A los 18 años, Victoria Ocampo abandonó las clases de piano con Berta Krauss. Durante su segundo viaje a Europa, hacia 1908, estudió canto y recitado con Germaine Sanderson, que interpretaba canciones de Gabriel Fauré, de Henri Duparc y de Reynaldo Hahn. "Yo llegaba de Buenos Aires, es decir, de Chopin, de Wagner, de Schumann", cuenta Ocampo para explicar el asombro que le produjeron los descubrimientos musicales de ese viaje a Francia, pero en la frase puede leerse entre líneas una crítica al desajuste cultural entre París y Buenos Aires (es notable además que Ocampo no hable de la Argentina sino simplemente de Buenos Aires). En una medida no menor, tanto sus propios textos como el proyecto entero de Sur estarían dirigidos a corregir ese desajuste en todas las líneas. A juzgar por sus intereses y por la proporción que el asunto ocupa en los Testimonios y en la Autobiografía , era mucho lo que Victoria Ocampo tenía para decir sobre música. Sin embargo, reservó esos juicios y confesiones a sus propios libros y no usó su revista para intervenir en el campo musical. En Sur , se distribuían los papeles, cada cual tenía su función. Ella dejó ese espacio a otros. En el frente local, a Enrique Bullrich -que era además su primo-, a los compositores Alberto Ginastera, Juan Carlos Paz, Juan José Castro, Juan Pedro Franze, y a los críticos Leopoldo Hurtado y Jorge D'Urbano. La condición fragmentaria, arbitraria y confesional de sus escritos enmascara el protocolo de las justificaciones.

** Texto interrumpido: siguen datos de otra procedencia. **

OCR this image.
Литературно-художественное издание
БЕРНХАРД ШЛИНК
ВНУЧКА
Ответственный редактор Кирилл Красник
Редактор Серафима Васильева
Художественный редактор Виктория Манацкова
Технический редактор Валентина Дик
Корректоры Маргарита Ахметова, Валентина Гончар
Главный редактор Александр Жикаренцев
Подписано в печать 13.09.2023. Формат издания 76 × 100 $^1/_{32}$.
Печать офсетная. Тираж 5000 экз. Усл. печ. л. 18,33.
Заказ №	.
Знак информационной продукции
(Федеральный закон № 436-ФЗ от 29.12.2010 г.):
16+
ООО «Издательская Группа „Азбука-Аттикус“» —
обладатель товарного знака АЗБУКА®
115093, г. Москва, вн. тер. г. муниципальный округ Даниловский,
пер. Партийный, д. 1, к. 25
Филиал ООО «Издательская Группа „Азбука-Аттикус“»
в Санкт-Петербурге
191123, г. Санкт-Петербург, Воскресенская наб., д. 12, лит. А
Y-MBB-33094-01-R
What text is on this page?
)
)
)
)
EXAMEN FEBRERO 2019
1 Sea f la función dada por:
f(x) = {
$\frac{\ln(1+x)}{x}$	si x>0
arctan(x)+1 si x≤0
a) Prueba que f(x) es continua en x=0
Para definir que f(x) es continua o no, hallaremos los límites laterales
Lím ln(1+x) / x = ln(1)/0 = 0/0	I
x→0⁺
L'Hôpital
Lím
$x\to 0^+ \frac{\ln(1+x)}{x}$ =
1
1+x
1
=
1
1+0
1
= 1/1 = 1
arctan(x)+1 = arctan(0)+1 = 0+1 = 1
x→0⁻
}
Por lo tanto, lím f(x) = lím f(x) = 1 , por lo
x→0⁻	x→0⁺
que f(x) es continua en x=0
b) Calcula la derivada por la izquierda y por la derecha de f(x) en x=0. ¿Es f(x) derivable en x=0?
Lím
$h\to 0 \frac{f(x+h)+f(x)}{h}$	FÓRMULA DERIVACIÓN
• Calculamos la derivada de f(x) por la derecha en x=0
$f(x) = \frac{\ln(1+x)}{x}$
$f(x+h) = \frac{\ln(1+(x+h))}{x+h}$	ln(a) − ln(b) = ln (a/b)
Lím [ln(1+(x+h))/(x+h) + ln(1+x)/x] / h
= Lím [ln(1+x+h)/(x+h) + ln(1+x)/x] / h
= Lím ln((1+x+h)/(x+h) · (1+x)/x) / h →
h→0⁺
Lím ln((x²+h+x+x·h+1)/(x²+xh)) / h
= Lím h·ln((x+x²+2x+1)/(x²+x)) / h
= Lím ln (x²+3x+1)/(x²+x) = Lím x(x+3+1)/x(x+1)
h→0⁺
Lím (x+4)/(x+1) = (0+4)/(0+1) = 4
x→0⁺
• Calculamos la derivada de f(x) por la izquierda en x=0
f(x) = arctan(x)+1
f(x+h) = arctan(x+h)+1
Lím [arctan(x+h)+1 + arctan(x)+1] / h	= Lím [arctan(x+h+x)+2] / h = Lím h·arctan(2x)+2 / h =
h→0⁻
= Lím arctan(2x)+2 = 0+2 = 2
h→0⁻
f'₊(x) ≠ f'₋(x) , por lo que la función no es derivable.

"Toda jerarquía -concluía Huxley en "Selected Snobberies"- es coronada por su propio Papa." Para Victoria Ocampo, ese Papa se llamó Stravinsky, cifra de la modernidad, según la definición de Omar Corrado. Stravinsky siempre había querido ser distinto, e incluso, en un arabesco estético, distinto de sí mismo para separarse del rebaño que él mismo había creado y conducido. El hermetismo inmanente, su transmisión de contenidos irreductibles a las palabras, convirtió a la música en objeto privilegiado del esnobismo. Esto es algo que pudo verificarse ya antes de la irrupción de Stravinsky con las peregrinaciones francesas al teatro de Bayreuth, en las dos últimas décadas del siglo XIX, para escuchar y ver Parsifal de Wagner, y después, en la segunda mitad del siglo XX, más precisamente el 29 de agosto de 1952, cuando el pianista David Tudor interpretó 4'33'' , la pieza silenciosa de John Cage, en el Maverick Concert Hall de Woodstock, ante un auditorio dividido nuevamente entre la atención, la incomodidad, las risotadas y el abucheo. Ídolo musical por excelencia de los esnobs de principios del siglo XX, dispuesto a correr detrás de lo nuevo o a crearlo él mismo y convertirlo en objeto duplicado de su propia adoración, Stravinsky se declara, sin embargo, enemigo de los esnobs. En Poética musical , juzga degradante la vanidad de los esnobs, que se jactan de "una vergonzosa familiaridad" con el mundo de lo incomprensible y se declaran felices de encontrarse en buena compañía. "No es música lo que ellos buscan, sino el efecto agresivo, la sensación que embota lo sentidos". Pero, después de todo, tiempo más tarde Borges anotaría en el cuento "El Zahir" que el esnobismo es la más sincera de las pasiones argentinas.